Nolet’s (not Nolet, mind you) hails from Holland, part of a new wave of ultra-premium gins flavored with unexpected ingredients. Nolet’s (distilled from the same wheat as Ketel One) lets you in on three of them — the rest are kept secret — but one of the big three immediately jumps out.
That ingredient: Turkish rose petals. Tasted neat, Nolet’s is a floral bomb, almost overpowering in its perfumy nature. Other revealed ingredients — white peach and raspberry — aren’t as forward, but if you try Nolet’s with a twist of lemon it will help to keep the flower petals at bay and allow the fruit to shine a little more clearly, along with a little bit of a citrus kick.

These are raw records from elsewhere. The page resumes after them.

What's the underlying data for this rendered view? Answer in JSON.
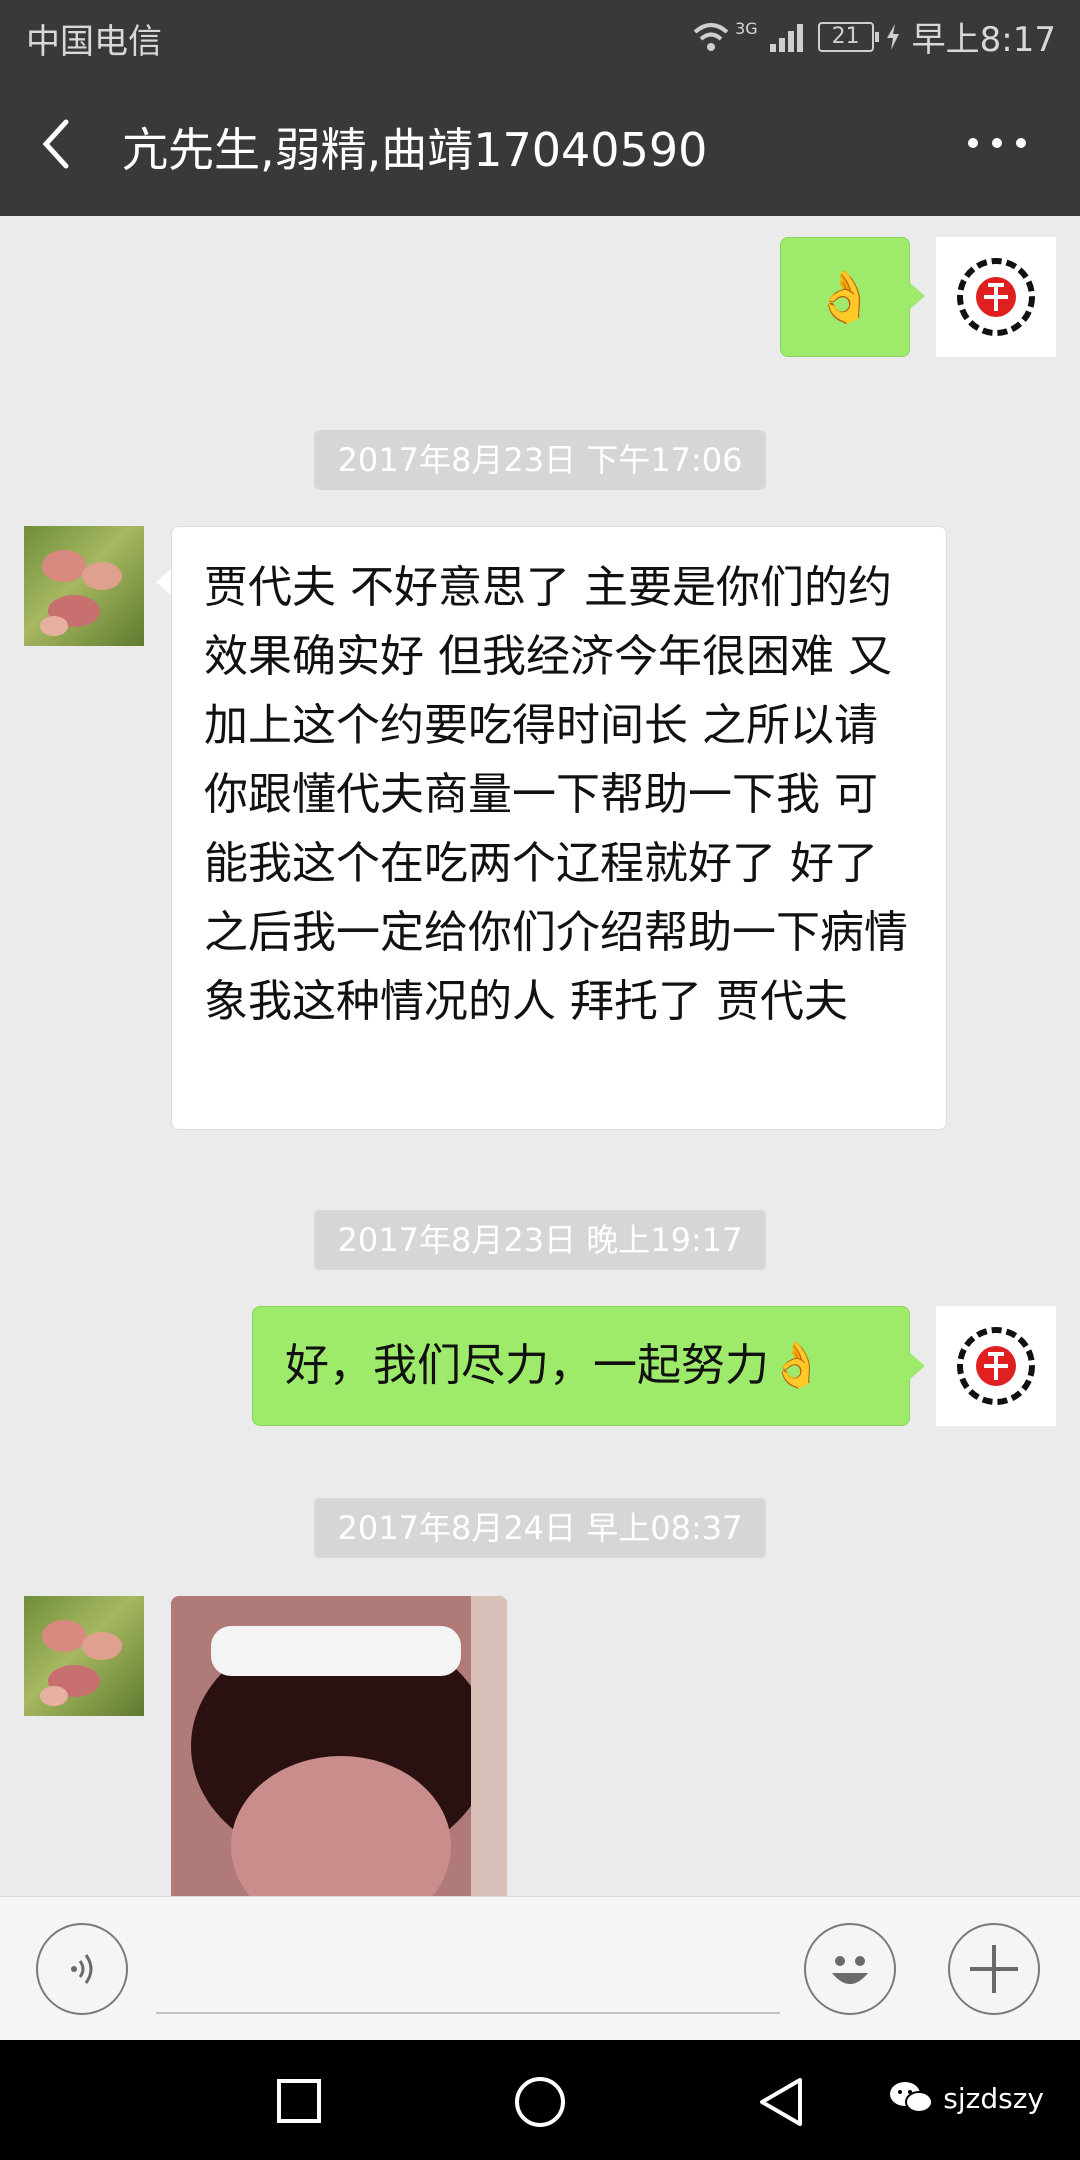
{
  "status_bar": {
    "carrier": "中国电信",
    "network": "3G",
    "battery": "21",
    "time": "早上8:17"
  },
  "nav": {
    "title": "亢先生,弱精,曲靖17040590"
  },
  "messages": {
    "m1": {
      "text": "👌"
    },
    "t1": "2017年8月23日 下午17:06",
    "m2": {
      "text": "贾代夫 不好意思了 主要是你们的约效果确实好 但我经济今年很困难 又加上这个约要吃得时间长 之所以请你跟懂代夫商量一下帮助一下我  可能我这个在吃两个辽程就好了 好了之后我一定给你们介绍帮助一下病情象我这种情况的人 拜托了 贾代夫"
    },
    "t2": "2017年8月23日 晚上19:17",
    "m3": {
      "text": "好，我们尽力，一起努力👌"
    },
    "t3": "2017年8月24日 早上08:37"
  },
  "watermark": "sjzdszy",
  "colors": {
    "bar_dark": "#393939",
    "chat_bg": "#ebebeb",
    "bubble_green": "#9eea6a",
    "bubble_white": "#ffffff",
    "timestamp_bg": "#d6d6d6"
  },
  "icons": [
    "back-arrow-icon",
    "more-icon",
    "voice-icon",
    "emoji-icon",
    "plus-icon",
    "recent-apps-icon",
    "home-icon",
    "back-triangle-icon",
    "wechat-icon",
    "wifi-icon",
    "signal-icon",
    "charging-icon"
  ]
}
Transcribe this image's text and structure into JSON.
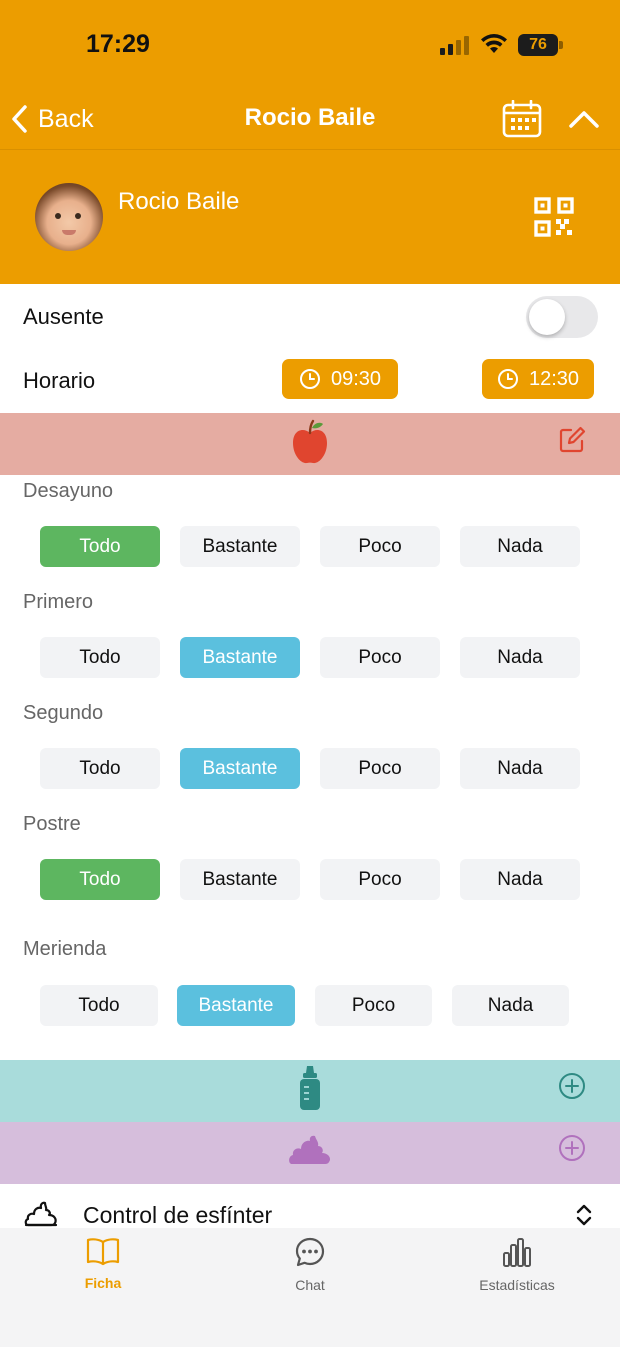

Nolet’s is obviously well crafted, but it’s hard not to think that the distillery overdid it a little bit with the flower petals. In cocktails and in other gins, floral elements tend to go an awfully long way, especially in an overproof (95.2 proof) spirit like this. The pale yellow color is enchanting, and over time the roses do start to fade (as with perfume), and you find a little more fruit and a touch of juniper in the mix. The finish, after an hour in the air, even starts to take on a dark chocolate character… but that’s a long time to wait to drink a glass of gin.
As a side note, Nolet’s is also the creator of one of the most expensive spirits — and easily the priciest gin — I’ve ever tried, Nolet’s Reserve Dry Gin. This limited edition bottling saw just 400 bottles produced this year, and if you can find one, expect to pay about $700 for it. (No typo there!)
I tried it. The character? Quite similar, but with a little more sweetness, some vanilla, and a bit less of the rose character on the tongue. Is it worth close to four figures for a bottle? I think the price is crazy — despite the saffron used to make it — but gin fanatics may feel otherwise.